Day 6 - Copper Camp to Big Creek Lodge - 8 miles, +2,050 feet ascent, - 1,100 feet descent
On Tuesday, July 13 the temperature was 50 F at 4:30 am. We were walking by 6:15 am in thick smoke. We have roughly three miles until we get to Beaver Creek, where we started our 2018 hike. Then another 3 miles to the trailhead at Smith Creek and about a mile and a half beyond the trailhead to reach the airstrip and the Lodge (and the cheeseburger). Motivation was established and confidence was high. We reached the trailhead at 9am.

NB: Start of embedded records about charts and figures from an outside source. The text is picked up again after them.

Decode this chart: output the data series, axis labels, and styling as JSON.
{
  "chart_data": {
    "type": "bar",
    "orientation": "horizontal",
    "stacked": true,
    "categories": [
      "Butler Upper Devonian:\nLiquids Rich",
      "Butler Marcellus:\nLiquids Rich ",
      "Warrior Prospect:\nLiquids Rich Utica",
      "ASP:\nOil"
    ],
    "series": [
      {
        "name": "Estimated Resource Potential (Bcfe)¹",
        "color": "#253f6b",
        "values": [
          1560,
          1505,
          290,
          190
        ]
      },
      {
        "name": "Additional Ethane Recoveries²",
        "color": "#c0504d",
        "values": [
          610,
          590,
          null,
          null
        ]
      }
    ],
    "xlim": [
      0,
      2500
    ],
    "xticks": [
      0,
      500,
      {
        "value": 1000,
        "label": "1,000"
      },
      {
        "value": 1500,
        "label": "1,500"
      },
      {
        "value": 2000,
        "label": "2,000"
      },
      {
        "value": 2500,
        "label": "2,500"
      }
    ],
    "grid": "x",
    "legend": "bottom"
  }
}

Ohm and Frank Church at Smith Creek Trailhead
We hiked the last mile plus to the lodge together and at 10 am we walked through the Big Creek Lodge gates. Eight miles in less than four hours or 2 miles an hour. Including some serious uphill climbing. That is what cheeseburger motivation will do I suppose.
Big Creek Ranger Station
Big Creek Lodge
The “Finish Line” on the Front Porch of the Big Creek Lodge
In short order we were able to purchase a hot shower, and then a cheeseburger and a cold beer. We had reservations for dinner that evening as well. We eventually wandered over to the campground, set up camp and sent an InReach message out to SP Aircraft that we had arrived and were hoping for a ride home the next day. There was some concern due to the amount of smoke in the area. We really could not see the end of the runway and the pilots must have 2 miles of visibility in order to legally fly. But the following day it dawned clear and cool and as we were finishing up a delicious breakfast of bacon, eggs and hashbrowns our pilot walked in the door.

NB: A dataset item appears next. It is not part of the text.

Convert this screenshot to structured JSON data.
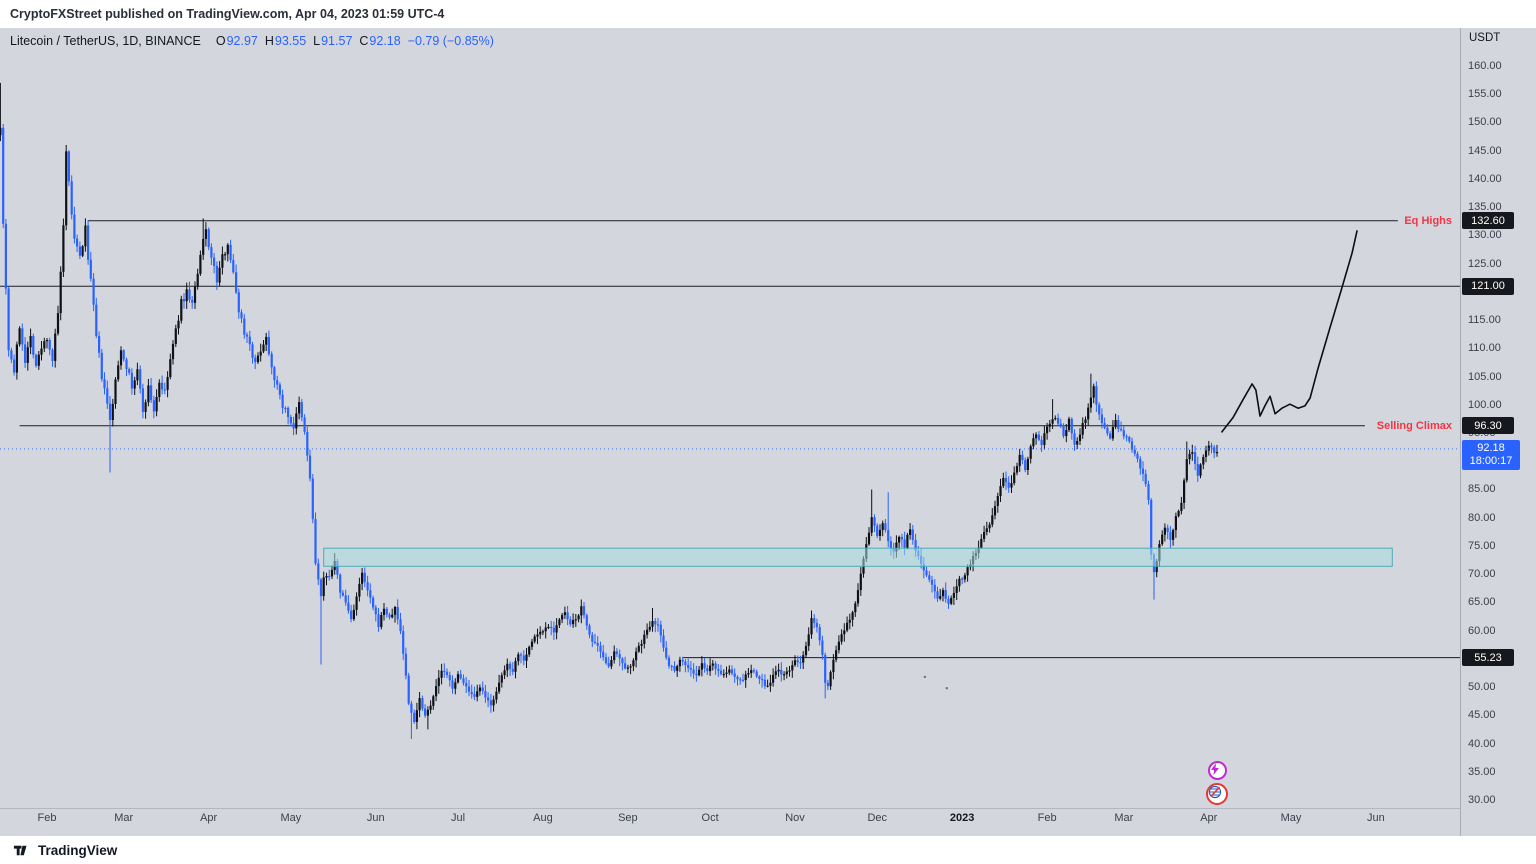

After another cup of coffee and some small talk we walked out to the airstrip to stow our gear. We were going to fly out on a different aircraft today - a new one for me - a Cessna 210 Turbo. Our pilot William described it as a cadillac of an aircraft for what we were doing. It has retractable gear and no wing struts, so the view out the windows was exceptional.

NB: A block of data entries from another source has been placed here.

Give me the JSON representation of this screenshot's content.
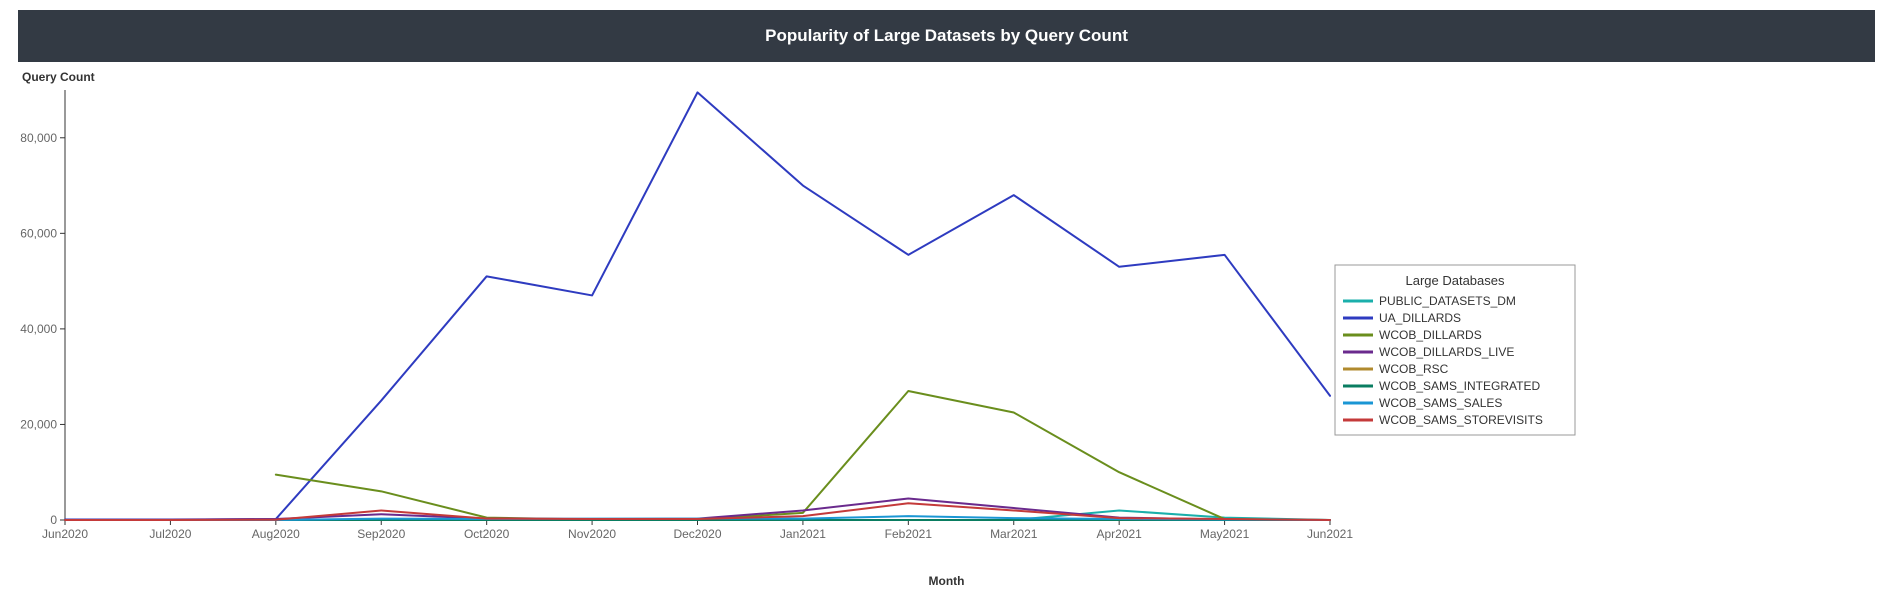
{
  "title": "Popularity of Large Datasets by Query Count",
  "chart": {
    "type": "line",
    "y_axis_label": "Query Count",
    "x_axis_label": "Month",
    "background_color": "#ffffff",
    "title_bar_bg": "#333a44",
    "title_color": "#ffffff",
    "title_fontsize": 17,
    "axis_label_fontsize": 12,
    "tick_fontsize": 12,
    "tick_color": "#666666",
    "axis_line_color": "#333333",
    "y_ticks": [
      0,
      20000,
      40000,
      60000,
      80000
    ],
    "y_tick_labels": [
      "0",
      "20,000",
      "40,000",
      "60,000",
      "80,000"
    ],
    "ymin": 0,
    "ymax": 90000,
    "x_categories": [
      "Jun2020",
      "Jul2020",
      "Aug2020",
      "Sep2020",
      "Oct2020",
      "Nov2020",
      "Dec2020",
      "Jan2021",
      "Feb2021",
      "Mar2021",
      "Apr2021",
      "May2021",
      "Jun2021"
    ],
    "line_width": 2,
    "legend": {
      "title": "Large Databases",
      "title_fontsize": 13,
      "item_fontsize": 12,
      "border_color": "#999999",
      "bg_color": "#ffffff"
    },
    "series": [
      {
        "name": "PUBLIC_DATASETS_DM",
        "color": "#1aafab",
        "values": [
          0,
          0,
          0,
          0,
          0,
          0,
          0,
          0,
          0,
          0,
          2000,
          500,
          0
        ]
      },
      {
        "name": "UA_DILLARDS",
        "color": "#2e3bc0",
        "values": [
          100,
          100,
          200,
          25000,
          51000,
          47000,
          89500,
          70000,
          55500,
          68000,
          53000,
          55500,
          26000
        ]
      },
      {
        "name": "WCOB_DILLARDS",
        "color": "#6a8e1d",
        "values": [
          null,
          null,
          9500,
          6000,
          500,
          100,
          100,
          1500,
          27000,
          22500,
          10000,
          200,
          0
        ]
      },
      {
        "name": "WCOB_DILLARDS_LIVE",
        "color": "#6a2a8d",
        "values": [
          0,
          50,
          200,
          1200,
          300,
          200,
          300,
          2000,
          4500,
          2500,
          500,
          100,
          0
        ]
      },
      {
        "name": "WCOB_RSC",
        "color": "#b08a2e",
        "values": [
          0,
          0,
          0,
          0,
          0,
          0,
          0,
          0,
          0,
          0,
          0,
          0,
          0
        ]
      },
      {
        "name": "WCOB_SAMS_INTEGRATED",
        "color": "#0a7d61",
        "values": [
          0,
          0,
          0,
          0,
          0,
          0,
          0,
          0,
          0,
          0,
          0,
          0,
          0
        ]
      },
      {
        "name": "WCOB_SAMS_SALES",
        "color": "#1a96d4",
        "values": [
          0,
          0,
          0,
          300,
          200,
          300,
          300,
          300,
          800,
          400,
          200,
          100,
          0
        ]
      },
      {
        "name": "WCOB_SAMS_STOREVISITS",
        "color": "#c43a3a",
        "values": [
          0,
          0,
          50,
          2000,
          300,
          200,
          200,
          800,
          3500,
          2000,
          400,
          200,
          0
        ]
      }
    ]
  }
}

“2 Delta Whiskey” on the Big Creek Airstrip
Our takeoff was uneventful - the 210 has plenty of power to spare. By 11 am we were back at the Jackson Jet Center at the Boise Airport. The flight back showed us that the smoke was pervasive throughout the state. In the eight short days we had been gone numerous wildfires had popped up all over the state, including a half-dozen in the wilderness area we were hiking through. As I write this there is a new fire, called the Club Fire, on a ridge just above the Club Med hike we took on Day 2. There’s another one below Coxey Hole on Big Creek called the Vinegar Fire. We met some hikers that were heading down to the airstrip there at Cabin Creek for a pickup. I wonder if they got out before the fire closed the strip down.
I’m very grateful to both Ms and Mr Ohm for including me on their ICT hike this summer. They are both seasoned hands and know this part of the “Frank” better than most. I always learn a lot when I hike with them and their company is always exceptional. And I always come away from these trips with more areas of the map I want to explore.